Tram affords passengers some gorge-ous views

The Shin-Yamabikobashi bridge near the Unazuki Station is 40 meters high. From a distance, the tram, packed with passengers and crossing the deep gorge slowly, looks like a toy.
Passengers take photos of the spectacular scenery from the tram, which has no windows to allow the breeze to blow through the tram.
A cable car climbs a 34-degree slope on the Kurobe route that was constructed exclusively for the dam's construction work. Tourists can visit there as part of organized tours.

Yomiuri Shimbun Staff Writer

Passengers boarding the Kurobe Gorge tram used to be given tickets that warned their safety could not be guaranteed on the line, which offers a chance to enjoy the scenic beauty and cool breeze of the gorge.

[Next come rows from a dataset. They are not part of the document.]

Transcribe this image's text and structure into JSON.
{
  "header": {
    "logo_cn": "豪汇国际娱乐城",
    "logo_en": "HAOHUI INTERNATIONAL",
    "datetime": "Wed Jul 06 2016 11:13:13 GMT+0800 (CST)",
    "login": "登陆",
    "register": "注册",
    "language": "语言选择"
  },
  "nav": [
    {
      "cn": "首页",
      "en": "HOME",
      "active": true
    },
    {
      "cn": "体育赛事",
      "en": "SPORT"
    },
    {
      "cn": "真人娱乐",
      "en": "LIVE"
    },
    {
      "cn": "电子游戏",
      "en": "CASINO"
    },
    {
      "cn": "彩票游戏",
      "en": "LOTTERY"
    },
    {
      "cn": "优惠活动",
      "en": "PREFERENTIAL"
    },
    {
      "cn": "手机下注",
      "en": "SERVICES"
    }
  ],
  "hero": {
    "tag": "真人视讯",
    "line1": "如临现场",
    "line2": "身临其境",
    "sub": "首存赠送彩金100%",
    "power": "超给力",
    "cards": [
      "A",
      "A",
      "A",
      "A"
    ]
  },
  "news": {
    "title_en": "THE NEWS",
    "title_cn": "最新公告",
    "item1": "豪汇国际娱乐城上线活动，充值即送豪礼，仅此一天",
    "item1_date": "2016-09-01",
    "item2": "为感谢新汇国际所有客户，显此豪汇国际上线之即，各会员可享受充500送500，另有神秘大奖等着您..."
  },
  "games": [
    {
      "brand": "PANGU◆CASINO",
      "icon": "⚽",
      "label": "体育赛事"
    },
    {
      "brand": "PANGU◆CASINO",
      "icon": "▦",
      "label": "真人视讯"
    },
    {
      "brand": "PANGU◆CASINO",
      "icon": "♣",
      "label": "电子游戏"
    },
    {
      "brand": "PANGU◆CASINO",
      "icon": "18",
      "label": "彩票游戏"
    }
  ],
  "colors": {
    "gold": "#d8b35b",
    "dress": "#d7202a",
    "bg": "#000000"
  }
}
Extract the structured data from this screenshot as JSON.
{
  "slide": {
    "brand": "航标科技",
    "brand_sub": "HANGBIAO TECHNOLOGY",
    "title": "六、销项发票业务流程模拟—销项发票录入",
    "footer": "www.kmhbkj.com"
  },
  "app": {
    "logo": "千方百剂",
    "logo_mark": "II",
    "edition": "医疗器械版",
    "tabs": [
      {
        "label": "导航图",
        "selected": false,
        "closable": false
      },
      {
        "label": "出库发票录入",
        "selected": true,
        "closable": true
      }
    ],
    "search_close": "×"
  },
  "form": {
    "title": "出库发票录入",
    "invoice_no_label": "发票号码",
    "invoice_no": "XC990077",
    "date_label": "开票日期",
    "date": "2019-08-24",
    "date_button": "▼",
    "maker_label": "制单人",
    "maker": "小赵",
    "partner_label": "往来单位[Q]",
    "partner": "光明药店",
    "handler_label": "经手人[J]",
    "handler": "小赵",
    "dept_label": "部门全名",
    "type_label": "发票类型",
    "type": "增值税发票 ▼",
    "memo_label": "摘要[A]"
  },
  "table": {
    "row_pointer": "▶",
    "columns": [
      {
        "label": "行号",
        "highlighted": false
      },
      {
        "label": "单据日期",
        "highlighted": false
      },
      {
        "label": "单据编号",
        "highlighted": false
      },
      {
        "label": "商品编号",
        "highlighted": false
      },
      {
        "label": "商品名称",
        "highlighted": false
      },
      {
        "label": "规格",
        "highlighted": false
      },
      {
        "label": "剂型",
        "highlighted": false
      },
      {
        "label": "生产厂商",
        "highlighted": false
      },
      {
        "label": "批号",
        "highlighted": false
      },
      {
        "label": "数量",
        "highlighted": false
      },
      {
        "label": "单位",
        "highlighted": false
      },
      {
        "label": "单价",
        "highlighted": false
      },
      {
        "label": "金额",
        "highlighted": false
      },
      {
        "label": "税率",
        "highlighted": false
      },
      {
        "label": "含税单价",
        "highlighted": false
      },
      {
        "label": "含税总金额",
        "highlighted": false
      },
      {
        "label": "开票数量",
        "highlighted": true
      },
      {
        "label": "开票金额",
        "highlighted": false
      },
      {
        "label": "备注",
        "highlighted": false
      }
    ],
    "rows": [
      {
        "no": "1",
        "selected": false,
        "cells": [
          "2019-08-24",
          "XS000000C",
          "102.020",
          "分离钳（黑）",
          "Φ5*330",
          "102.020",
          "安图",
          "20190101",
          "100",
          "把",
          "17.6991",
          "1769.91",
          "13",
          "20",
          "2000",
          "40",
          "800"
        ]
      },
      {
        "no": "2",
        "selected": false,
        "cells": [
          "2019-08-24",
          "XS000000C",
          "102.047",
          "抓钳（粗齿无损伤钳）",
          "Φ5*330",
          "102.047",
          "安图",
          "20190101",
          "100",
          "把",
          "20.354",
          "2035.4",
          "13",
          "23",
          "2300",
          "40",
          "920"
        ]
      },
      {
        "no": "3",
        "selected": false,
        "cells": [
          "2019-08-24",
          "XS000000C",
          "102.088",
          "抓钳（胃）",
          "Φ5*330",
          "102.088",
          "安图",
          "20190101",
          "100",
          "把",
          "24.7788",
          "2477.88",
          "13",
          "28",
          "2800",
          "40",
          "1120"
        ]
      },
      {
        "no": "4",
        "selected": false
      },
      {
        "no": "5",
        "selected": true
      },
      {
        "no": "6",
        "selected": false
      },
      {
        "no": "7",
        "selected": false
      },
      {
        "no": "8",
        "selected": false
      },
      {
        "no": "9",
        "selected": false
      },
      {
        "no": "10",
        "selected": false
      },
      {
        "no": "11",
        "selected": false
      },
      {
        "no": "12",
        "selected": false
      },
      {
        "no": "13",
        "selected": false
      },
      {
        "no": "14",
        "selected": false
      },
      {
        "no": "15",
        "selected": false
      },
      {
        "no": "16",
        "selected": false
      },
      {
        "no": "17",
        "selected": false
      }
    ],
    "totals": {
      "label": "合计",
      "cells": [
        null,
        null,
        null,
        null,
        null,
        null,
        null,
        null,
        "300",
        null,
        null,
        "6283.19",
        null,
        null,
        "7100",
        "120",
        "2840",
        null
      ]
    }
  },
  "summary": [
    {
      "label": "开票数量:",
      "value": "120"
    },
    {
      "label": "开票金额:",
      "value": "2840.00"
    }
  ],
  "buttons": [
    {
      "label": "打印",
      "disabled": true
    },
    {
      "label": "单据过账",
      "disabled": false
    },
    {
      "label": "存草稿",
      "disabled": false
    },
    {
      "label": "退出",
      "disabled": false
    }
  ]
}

The tram began operation in 1926 to service the building of dams along the Kurobegawa river. But from the beginning, the picturesque route it took attracted tourists, so the tram company began allowing them on board--albeit with the safety warning.

The Kurobe Gorge tramway is now primarily a tourist attraction but, as the only transportation in the area, still carries workers and material for the dams.

From its terminus at Unazuki Station, the tram slowly ascends 375 meters, taking one hour and 20 minutes to make the 20-kilometer journey to Keyakidaira Station, the last stop for tourists.

From Keyakidaira to the Kurobe Dam, 18 kilometers away, the tramroad is used exclusively to support construction work by Kansai Electric Power Co.

The dams brought more than electricity from the Kurobegawa. In 1923, a power company began piping hot water from the Kuronagi hot springs, seven kilometers upstream from Unazuki Station, to Unazukimachi, allowing the opening of the Unazuki Spa. Nowadays, about 3,000 tons of hot water is transported daily to the town.

Early one morning at Unazuki Station, amongst the helmeted workers, I met Ichiro Shimizu, 56, waterway chief of the KEPCO's Koyadaira Dam.

Shimizu was born in Unazukimachi and is in charge of routine maintenance of a dam near the Keyakidaira Station. "The Unazuki Station is where I switch my mind from private mode to working mode."

His work begins immediately after the tram leaves the station, checking for landslides and changes in water levels.

Shimizu stays in the mountains for four or five days at a time.

"I had understood that I might not be present at the death of my parents while I do this job. But when my mother died suddenly two years ago, I happened to be out of the mountains and was able to be with her when she died," he said.

About a month from now, the first snow will fall and the Kurobe basin will soon be covered in snow.

The train runs from April to November. After tourists disappear, Shimizu continues to visit the dam with other workers, making a half day journey by bus or on foot from the Nagano Prefecture side of the basin.